Organizations are moving to the private cloud, increasingly lead by their IT departments. This is because those groups understand the power and versatility that comes from a switch to cloud based services. In fact, many of those in IT have been leading the transition of their own departments into different roles because of a company-wide adoption of cloud computing. What would possess workers in today's economy to change how a business is run and radically alter how their job works? It has a lot to do with being proactive about changing technology,. As software continues to become more complex, it will necessarily take more work to keep up. By outsourcing the nuts and bolts of software deployment through the utilization of a cloud server, in-house IT can use its expertise for other tasks more aimed at helping the company in the long term. 

As many as 93 percent of companies are using the cloud, with 82 percent using a hybrid cloud strategy, according to a RightScale survey. Of these, 62 percent are being led there by their IT departments.  The growth and the scale with which new developments can be created for companies using the cloud enables better options for businesses in the long run. The simple ability to gain access to important assets no matter where an employee is creates value for the company. When the addition of strong cloud services like encrypted messaging, VoIP or accounting software are taken into account, the benefits of cloud computing become clear.

DevOps and the cloud go hand in hand
This has benefits not only for the company as a whole, but also for the IT department as it pursues a DevOps-approach to organizational structure.  Instead of acting as just systems administrators or developers, officials within the IT department can collaborate directly with other teams and work together on shared projects, blurring the lines between their individual roles. The use of hybrid cloud environments has also lead to "hybrid" IT people. They are less concerned with issues of stability and simple quick fixes, and more with long-term growth, like a manager. These types of IT workers are able to interface with the rest of the company and drive rapid gains in efficiency for the company. What's important to remember is that the Cloud and DevOps are linked, according to Data Center Knowledge.  DevOps allows tech-focused teams to develop software solutions to problems that spring up in the world. Companies that want to use DevOps and a result-oriented mode of doing business need to have the best connectivity possible in order to make it work in the long term. The cloud connects DevOps teams to users instantly, letting everyone reap the benefits.
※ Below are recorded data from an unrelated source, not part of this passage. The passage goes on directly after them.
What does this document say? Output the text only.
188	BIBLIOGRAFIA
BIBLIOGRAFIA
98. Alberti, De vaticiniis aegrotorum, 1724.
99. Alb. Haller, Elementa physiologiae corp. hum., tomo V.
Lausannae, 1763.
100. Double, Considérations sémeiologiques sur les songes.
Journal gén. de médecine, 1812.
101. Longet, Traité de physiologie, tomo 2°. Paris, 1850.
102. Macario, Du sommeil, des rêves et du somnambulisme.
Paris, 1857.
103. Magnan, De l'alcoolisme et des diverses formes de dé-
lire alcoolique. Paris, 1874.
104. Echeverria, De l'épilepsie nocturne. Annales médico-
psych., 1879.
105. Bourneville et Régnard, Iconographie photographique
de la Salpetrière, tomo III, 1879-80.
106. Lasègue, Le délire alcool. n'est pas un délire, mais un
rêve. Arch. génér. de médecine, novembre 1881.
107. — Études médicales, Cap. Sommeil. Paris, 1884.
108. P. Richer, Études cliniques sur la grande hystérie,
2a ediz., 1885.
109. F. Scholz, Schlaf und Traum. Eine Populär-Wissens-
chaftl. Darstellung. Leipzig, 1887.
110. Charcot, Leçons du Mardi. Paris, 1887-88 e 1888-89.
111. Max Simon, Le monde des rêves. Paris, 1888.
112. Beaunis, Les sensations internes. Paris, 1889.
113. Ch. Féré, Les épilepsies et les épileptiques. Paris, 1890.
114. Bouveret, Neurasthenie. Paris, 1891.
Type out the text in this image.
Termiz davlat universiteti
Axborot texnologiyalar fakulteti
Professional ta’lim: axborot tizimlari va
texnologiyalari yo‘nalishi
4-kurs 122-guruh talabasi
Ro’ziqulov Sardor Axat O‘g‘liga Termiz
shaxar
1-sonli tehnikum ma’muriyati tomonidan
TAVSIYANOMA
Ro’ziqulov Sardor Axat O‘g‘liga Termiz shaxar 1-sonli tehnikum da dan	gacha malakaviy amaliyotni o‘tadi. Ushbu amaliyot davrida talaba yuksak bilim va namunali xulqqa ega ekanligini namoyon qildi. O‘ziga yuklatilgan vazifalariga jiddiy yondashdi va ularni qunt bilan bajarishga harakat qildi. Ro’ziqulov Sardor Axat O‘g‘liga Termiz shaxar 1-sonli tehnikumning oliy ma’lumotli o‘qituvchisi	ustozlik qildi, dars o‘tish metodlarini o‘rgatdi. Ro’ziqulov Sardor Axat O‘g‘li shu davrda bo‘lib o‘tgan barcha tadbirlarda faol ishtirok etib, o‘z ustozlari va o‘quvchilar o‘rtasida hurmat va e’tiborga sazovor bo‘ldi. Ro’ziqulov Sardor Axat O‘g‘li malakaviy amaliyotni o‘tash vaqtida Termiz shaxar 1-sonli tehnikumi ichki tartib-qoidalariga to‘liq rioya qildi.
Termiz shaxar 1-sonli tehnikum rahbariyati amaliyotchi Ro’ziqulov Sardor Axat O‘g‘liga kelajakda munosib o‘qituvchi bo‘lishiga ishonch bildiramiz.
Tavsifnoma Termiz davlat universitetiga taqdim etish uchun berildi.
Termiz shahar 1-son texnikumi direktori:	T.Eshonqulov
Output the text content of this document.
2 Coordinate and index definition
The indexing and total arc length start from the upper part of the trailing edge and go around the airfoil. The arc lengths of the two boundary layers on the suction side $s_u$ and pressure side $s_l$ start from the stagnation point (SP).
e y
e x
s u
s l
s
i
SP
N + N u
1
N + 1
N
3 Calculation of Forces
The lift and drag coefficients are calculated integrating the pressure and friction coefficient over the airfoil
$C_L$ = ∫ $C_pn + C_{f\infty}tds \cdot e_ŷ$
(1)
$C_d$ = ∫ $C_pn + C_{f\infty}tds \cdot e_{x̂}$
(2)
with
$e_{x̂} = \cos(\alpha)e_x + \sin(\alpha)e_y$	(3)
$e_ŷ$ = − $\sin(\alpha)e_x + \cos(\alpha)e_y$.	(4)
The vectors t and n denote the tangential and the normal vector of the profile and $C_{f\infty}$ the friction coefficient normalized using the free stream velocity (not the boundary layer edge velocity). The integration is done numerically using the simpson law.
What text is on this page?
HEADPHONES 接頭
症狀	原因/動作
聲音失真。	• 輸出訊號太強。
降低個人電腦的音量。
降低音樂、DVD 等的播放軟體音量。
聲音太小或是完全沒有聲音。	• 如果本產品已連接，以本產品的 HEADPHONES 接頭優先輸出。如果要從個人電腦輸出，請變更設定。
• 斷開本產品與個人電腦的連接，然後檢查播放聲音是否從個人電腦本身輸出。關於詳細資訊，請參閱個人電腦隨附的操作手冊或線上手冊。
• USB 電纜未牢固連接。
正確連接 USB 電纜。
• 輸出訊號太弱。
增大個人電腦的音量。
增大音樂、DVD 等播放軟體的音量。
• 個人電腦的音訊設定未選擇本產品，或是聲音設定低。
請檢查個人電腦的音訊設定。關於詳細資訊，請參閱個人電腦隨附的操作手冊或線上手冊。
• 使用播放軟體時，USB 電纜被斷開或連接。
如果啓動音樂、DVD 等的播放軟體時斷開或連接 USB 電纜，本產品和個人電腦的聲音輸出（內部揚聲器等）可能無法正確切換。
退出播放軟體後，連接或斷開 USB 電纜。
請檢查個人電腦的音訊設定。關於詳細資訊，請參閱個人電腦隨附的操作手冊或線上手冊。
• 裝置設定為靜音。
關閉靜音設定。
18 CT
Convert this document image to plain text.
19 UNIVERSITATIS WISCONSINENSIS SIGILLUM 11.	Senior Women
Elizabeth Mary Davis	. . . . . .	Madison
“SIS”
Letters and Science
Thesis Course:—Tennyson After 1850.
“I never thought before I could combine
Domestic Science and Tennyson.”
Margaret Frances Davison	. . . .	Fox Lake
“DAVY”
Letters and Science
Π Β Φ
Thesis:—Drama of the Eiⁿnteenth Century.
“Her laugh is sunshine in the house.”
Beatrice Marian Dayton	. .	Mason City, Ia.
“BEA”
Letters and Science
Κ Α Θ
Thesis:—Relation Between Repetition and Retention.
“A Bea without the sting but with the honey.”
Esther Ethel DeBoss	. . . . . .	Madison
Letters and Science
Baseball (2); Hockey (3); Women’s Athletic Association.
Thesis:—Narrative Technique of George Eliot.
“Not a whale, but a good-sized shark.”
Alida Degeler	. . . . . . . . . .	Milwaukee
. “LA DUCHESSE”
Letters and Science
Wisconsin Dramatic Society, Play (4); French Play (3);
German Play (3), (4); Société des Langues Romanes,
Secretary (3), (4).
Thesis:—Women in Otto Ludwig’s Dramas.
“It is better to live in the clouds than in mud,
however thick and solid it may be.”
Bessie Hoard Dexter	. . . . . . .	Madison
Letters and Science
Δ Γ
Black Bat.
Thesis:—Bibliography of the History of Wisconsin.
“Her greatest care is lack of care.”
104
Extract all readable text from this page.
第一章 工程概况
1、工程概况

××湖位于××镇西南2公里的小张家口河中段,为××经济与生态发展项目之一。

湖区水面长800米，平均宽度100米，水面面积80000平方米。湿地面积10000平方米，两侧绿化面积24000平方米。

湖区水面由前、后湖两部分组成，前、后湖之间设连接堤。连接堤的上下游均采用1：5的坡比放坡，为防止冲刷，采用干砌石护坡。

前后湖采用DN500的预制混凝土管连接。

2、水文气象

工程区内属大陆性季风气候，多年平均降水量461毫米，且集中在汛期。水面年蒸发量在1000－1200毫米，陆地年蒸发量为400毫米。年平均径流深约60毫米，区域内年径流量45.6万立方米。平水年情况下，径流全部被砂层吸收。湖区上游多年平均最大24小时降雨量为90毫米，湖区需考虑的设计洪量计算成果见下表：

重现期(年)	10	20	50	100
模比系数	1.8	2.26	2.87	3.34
Utilizing cloud computing applications can allow a company to get the most out of its IT resources and its technical teams. Through the creation of a DevOps-oriented service environment, IT leaders are able to take control over the workflow of their employees and channel it to be more productive. Builds, tasks and deliverables can automatically be sent to other parts of the team when work on them is complete, letting workers get things done more efficiently than before. Ultimately it is the pace at which a company works that determines its overall efficiently, and streamlining the use of software in this way allows teams to get more done consistently. 

IT departments are bringing their companies to the cloud because it expands their capabilities. Both on an individual team level, and on a company-wide level, cloud based services are extremely helpful. What business may be facing is the loss of the traditional IT department and the rise of the DevOps group. Why should organizations stick with the older way of doing things? IT's reactive way of handling technology is simply outdated compared withto the proactive, highly results-driven mode of DevOps.